Air quality and bird health status in three types of commercial egg layer houses In this blog, we cover everything you need to know to respond quickly and confidently when your dog has diarrhea. For further questions or professional guidance, feel free to contact us at
1. What are the three types of commercial egg layer houses compared in the study?
Answer:
The three types of egg layer housing systems typically compared are:
- Conventional cage (CC) systems
- Enriched colony cage (ECC) systems
- Aviary (AV) or cage-free systems
These systems differ in space, ventilation, and manure management—all of which influence air quality and bird health.
2. How does air quality vary among the three housing systems?
Answer:
- Ammonia (NH₃) levels are usually highest in aviary systems, due to manure being stored under slatted floors with less frequent removal.
- Dust levels tend to be higher in aviaries because of greater bird movement and litter.
- Cage systems (both conventional and enriched) generally show better air quality due to automated manure belts and better ventilation.
3. How do these air quality differences impact bird health?
Answer:
Poor air quality, especially high ammonia and dust levels, can lead to:
- Respiratory issues (e.g., tracheal inflammation)
- Eye irritation
- Reduced immune function
- Higher incidence of infections
Birds in aviary systems often experience more health issues related to air quality compared to those in enriched or conventional cages.

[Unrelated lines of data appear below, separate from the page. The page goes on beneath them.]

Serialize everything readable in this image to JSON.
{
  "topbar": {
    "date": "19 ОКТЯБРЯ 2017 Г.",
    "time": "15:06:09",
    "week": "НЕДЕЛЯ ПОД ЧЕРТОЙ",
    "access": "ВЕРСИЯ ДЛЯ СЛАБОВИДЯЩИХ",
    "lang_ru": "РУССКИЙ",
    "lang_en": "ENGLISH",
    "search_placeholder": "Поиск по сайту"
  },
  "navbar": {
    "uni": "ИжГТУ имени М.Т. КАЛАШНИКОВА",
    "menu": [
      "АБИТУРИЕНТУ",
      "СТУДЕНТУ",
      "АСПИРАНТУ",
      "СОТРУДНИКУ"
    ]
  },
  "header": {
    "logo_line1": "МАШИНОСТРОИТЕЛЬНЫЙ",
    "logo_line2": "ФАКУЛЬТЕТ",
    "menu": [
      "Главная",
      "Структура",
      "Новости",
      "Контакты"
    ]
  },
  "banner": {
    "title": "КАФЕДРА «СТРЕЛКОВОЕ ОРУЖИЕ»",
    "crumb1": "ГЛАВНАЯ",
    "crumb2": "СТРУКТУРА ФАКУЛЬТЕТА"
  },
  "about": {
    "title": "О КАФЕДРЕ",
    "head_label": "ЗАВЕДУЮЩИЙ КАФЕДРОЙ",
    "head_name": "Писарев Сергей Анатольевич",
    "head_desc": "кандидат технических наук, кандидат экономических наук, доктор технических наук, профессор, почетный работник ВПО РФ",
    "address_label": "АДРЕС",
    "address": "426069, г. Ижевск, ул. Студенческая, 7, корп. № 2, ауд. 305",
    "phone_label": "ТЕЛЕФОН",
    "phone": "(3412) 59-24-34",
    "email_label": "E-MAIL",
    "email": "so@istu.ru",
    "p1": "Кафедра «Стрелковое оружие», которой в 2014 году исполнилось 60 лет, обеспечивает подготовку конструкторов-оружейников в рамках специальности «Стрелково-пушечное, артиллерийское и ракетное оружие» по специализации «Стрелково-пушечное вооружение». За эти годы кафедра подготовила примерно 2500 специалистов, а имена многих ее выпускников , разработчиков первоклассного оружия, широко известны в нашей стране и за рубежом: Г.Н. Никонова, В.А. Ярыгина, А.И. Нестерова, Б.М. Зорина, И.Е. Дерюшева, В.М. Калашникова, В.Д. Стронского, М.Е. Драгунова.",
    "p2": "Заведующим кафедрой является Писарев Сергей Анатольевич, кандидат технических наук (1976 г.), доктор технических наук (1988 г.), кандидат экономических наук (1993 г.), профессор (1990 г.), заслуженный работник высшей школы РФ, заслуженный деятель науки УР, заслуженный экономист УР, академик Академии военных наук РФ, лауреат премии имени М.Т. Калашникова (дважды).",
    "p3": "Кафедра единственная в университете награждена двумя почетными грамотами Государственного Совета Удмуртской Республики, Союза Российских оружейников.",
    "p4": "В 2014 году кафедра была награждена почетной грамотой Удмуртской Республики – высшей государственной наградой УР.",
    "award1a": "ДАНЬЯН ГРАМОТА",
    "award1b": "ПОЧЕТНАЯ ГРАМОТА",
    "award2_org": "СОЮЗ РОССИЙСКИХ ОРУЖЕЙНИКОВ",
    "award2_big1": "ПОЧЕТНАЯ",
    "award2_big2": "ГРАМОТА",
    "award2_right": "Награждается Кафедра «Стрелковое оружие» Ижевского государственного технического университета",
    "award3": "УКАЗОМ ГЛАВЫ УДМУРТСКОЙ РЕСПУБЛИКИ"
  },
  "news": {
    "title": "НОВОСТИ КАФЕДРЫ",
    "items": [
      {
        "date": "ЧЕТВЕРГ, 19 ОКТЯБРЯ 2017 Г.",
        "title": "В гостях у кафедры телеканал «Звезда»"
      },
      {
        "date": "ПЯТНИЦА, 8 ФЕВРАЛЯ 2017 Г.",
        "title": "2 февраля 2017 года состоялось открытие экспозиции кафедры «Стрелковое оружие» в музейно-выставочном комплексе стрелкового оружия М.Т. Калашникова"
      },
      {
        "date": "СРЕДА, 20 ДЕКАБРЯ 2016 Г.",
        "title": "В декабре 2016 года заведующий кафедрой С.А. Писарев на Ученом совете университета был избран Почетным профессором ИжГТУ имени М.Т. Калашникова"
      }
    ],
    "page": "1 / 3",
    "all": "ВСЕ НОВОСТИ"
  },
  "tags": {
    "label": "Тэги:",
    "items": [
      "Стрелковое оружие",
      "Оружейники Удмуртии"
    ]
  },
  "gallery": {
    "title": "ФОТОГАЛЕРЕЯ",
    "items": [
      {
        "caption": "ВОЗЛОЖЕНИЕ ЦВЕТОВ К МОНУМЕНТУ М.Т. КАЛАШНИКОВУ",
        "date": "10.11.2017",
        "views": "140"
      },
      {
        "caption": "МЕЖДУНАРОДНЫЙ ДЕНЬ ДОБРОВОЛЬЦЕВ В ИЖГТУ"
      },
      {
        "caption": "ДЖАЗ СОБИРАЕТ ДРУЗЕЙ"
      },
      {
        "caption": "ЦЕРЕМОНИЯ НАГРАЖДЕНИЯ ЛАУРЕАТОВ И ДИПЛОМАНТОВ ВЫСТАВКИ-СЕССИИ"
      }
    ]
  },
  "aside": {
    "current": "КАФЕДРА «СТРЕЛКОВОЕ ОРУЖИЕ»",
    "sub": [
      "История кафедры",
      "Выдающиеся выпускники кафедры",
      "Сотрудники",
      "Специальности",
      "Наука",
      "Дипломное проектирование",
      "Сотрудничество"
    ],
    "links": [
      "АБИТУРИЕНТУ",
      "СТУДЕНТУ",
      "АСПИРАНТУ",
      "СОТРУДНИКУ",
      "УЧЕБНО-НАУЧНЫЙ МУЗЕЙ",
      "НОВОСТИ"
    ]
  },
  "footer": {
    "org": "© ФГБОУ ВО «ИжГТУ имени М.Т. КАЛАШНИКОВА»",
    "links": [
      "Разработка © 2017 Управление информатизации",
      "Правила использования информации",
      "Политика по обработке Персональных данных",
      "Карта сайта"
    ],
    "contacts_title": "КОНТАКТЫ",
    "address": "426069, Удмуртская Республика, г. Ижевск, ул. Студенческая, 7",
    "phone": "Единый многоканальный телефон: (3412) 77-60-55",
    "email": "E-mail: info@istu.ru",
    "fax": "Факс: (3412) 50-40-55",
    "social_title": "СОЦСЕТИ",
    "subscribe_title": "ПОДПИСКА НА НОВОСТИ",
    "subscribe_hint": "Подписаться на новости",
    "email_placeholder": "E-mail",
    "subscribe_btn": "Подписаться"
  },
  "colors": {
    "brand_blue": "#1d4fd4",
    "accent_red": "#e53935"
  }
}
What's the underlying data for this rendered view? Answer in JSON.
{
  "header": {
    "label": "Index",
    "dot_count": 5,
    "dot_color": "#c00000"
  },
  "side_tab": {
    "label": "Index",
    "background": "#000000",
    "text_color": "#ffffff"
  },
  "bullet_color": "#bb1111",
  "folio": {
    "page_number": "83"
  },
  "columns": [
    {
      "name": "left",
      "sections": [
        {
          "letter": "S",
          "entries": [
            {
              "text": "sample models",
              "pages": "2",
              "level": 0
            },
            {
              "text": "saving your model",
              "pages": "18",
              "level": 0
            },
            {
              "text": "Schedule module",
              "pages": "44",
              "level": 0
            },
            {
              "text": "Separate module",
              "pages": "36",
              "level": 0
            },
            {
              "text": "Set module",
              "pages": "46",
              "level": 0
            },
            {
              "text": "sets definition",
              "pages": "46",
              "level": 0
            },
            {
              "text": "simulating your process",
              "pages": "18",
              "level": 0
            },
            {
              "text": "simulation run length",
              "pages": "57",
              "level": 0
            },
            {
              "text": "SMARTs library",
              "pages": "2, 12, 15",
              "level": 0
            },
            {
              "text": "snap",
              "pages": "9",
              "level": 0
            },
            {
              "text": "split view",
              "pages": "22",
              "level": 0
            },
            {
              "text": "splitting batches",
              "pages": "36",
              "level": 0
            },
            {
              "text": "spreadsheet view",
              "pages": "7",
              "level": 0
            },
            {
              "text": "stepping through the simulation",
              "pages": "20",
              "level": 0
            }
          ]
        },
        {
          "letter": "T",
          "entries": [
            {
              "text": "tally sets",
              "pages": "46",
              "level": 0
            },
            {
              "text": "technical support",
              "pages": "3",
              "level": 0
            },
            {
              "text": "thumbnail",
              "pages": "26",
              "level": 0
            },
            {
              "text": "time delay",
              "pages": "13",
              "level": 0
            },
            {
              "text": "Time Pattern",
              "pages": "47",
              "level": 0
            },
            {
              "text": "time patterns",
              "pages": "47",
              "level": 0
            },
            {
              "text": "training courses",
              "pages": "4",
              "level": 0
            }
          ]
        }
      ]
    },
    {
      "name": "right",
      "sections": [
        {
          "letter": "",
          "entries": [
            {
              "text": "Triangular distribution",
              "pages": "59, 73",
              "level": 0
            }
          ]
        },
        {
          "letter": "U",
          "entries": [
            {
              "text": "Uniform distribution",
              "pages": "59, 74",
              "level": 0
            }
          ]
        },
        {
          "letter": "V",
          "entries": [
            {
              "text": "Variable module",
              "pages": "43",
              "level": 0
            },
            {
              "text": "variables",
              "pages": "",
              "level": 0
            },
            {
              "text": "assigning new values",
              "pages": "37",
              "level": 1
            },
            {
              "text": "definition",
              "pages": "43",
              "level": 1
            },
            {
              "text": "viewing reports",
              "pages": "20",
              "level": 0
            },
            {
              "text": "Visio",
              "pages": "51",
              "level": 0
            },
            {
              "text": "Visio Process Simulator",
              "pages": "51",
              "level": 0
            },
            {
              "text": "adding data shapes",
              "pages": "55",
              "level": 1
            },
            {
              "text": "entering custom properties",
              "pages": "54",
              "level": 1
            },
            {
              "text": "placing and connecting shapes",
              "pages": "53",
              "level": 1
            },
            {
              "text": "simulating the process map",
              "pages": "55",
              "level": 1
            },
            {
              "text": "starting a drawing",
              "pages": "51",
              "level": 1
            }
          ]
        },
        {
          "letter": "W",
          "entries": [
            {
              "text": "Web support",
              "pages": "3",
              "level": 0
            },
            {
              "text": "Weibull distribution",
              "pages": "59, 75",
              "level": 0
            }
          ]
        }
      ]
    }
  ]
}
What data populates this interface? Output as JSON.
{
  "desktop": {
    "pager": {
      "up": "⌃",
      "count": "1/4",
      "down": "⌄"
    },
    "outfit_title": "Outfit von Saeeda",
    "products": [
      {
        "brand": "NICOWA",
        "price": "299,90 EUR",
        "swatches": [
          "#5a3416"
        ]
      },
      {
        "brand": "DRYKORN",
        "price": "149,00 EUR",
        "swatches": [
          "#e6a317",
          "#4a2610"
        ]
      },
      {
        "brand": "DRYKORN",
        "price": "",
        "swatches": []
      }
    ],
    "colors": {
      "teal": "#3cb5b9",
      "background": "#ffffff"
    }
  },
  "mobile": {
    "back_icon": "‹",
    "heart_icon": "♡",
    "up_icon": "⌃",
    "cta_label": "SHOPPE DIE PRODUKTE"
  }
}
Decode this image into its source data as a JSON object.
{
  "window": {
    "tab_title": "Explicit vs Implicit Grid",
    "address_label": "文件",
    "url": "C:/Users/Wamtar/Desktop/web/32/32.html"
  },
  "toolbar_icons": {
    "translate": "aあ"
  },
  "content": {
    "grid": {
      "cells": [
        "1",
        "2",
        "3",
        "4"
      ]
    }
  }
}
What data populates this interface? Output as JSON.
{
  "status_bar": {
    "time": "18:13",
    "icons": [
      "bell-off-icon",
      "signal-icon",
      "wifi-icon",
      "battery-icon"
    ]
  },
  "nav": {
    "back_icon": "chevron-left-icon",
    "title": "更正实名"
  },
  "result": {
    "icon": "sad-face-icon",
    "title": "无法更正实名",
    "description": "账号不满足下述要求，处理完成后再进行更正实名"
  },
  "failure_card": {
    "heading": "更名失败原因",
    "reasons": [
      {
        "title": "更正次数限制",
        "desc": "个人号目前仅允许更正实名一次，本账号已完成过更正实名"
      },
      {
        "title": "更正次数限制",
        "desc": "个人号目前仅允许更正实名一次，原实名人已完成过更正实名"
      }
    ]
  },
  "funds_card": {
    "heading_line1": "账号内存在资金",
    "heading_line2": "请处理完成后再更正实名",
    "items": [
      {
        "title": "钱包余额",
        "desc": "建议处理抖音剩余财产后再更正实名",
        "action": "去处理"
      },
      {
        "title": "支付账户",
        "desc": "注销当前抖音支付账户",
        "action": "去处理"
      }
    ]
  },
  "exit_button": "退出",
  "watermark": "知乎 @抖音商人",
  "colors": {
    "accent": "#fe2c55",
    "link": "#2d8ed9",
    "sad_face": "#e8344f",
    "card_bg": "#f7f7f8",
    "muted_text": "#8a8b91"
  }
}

4. What management strategies can improve air quality in all systems?
Answer:
- Frequent manure removal (e.g., via belt systems)
- Adequate ventilation and air circulation
- Litter management in cage-free systems to reduce moisture and dust
- Use of air scrubbers or biofilters to reduce ammonia and particulates
These strategies help maintain healthier environments regardless of housing type.